One of the reasons I included these short books and talked about them is that I think many of them are a good stepping stone or entry point to reading other works by these great novelists. Toni Morrison, of course, the author of Beloved, a book that is increasingly among those controversial books in our culture right now. Sula is, to me, written in 1973, a wonderful way to be introduced to this extraordinary poetic voice of Toni Morrison, and perhaps much easier to grow into than taking on the challenge of reading Beloved, which is a challenging book.
Brian Lehrer: Great Short Books: A Year of Reading—Briefly. Ken Davis, thanks for doing a two-parter with us for this Thanksgiving, I think it was really special, including your dialogue with [unintelligible 00:11:25] Oaks, from the North American Indigenous Center of New York, in your two-parter the nonfiction part back there and the fiction part just now, this was great.

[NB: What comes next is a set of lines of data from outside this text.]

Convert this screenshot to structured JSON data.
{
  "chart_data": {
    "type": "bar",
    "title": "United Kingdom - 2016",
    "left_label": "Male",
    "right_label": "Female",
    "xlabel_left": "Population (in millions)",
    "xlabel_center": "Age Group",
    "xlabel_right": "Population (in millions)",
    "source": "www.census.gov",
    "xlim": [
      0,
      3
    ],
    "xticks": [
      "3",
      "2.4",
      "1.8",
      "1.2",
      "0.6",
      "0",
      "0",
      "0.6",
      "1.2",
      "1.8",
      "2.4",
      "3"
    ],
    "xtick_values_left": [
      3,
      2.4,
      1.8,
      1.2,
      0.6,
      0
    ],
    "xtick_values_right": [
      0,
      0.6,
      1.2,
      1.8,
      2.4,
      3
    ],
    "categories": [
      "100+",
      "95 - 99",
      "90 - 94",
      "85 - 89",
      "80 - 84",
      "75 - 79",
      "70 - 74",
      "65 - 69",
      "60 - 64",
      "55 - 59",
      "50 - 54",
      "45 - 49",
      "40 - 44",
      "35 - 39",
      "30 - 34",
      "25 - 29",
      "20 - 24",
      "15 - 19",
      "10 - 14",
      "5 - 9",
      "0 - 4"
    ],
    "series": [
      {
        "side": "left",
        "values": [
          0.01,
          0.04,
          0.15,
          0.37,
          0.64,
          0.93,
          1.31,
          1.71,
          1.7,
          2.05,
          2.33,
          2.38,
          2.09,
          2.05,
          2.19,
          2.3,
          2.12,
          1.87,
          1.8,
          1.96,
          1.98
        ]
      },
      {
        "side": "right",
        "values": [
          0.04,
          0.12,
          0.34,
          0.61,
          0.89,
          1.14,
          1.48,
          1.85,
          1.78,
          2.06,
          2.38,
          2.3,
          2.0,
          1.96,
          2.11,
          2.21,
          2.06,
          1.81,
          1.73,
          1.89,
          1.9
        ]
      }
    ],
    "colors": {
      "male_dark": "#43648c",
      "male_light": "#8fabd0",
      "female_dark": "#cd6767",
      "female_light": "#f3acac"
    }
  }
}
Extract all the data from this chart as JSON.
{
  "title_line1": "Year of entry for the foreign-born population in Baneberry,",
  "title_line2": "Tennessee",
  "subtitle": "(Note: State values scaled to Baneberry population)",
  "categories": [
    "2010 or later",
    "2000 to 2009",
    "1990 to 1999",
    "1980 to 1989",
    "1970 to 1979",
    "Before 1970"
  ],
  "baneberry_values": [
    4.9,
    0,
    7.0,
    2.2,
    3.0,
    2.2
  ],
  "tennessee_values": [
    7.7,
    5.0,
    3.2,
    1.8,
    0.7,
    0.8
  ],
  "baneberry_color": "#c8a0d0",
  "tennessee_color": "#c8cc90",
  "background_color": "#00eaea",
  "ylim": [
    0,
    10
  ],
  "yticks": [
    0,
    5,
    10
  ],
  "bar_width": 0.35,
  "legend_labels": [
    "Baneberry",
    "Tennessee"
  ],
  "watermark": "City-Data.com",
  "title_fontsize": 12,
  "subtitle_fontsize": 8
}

Listeners, I want to mention that Ken will be doing an event related to the new book, [unintelligible 00:11:43] books, that's at the Jefferson Market Library in Greenwich Village. That'll be Monday, December 5, at six o'clock. You want to say anything about that? Are you going to do the same kind of reading, and do you have any others coming up in our area?
Kenneth C. Davis: Well, one thing I want to say, that's my chief first reading in New York, and I'm so thrilled having lived in the West Village for more than 45 years. The Jefferson Market Library has a special place in my heart. As I said, I'm a child of the library. I've spent many hours in the catacombs in the bottom of the Jefferson Market Library. It's a thrill for me to be able to speak there. It's a beautiful landmark building, of course, in the West Village.
I think that the only thing I'd like to add, Brian, is my thanks to you for what you do, and thanks for this opportunity to share my work with people. I am not a literary critic. I am not an academic, I am what Virginia Woolf once called the common reader. To me, there is a pleasure in books and there is also that glimpse of truth for which we have forgotten to ask. I think that's what all of these books I've written about will provide to readers. I'm looking forward to having not a lecture at the Jefferson Market Library, but a conversation with readers about great short books.
Brian Lehrer: On Monday, December 5, at six o'clock. The Uncommon Kenneth C. Davis. Thanks a lot. Really appreciate it. Happy Thanksgiving.
Kenneth C. Davis: Same to you, Brian. Thanks so much.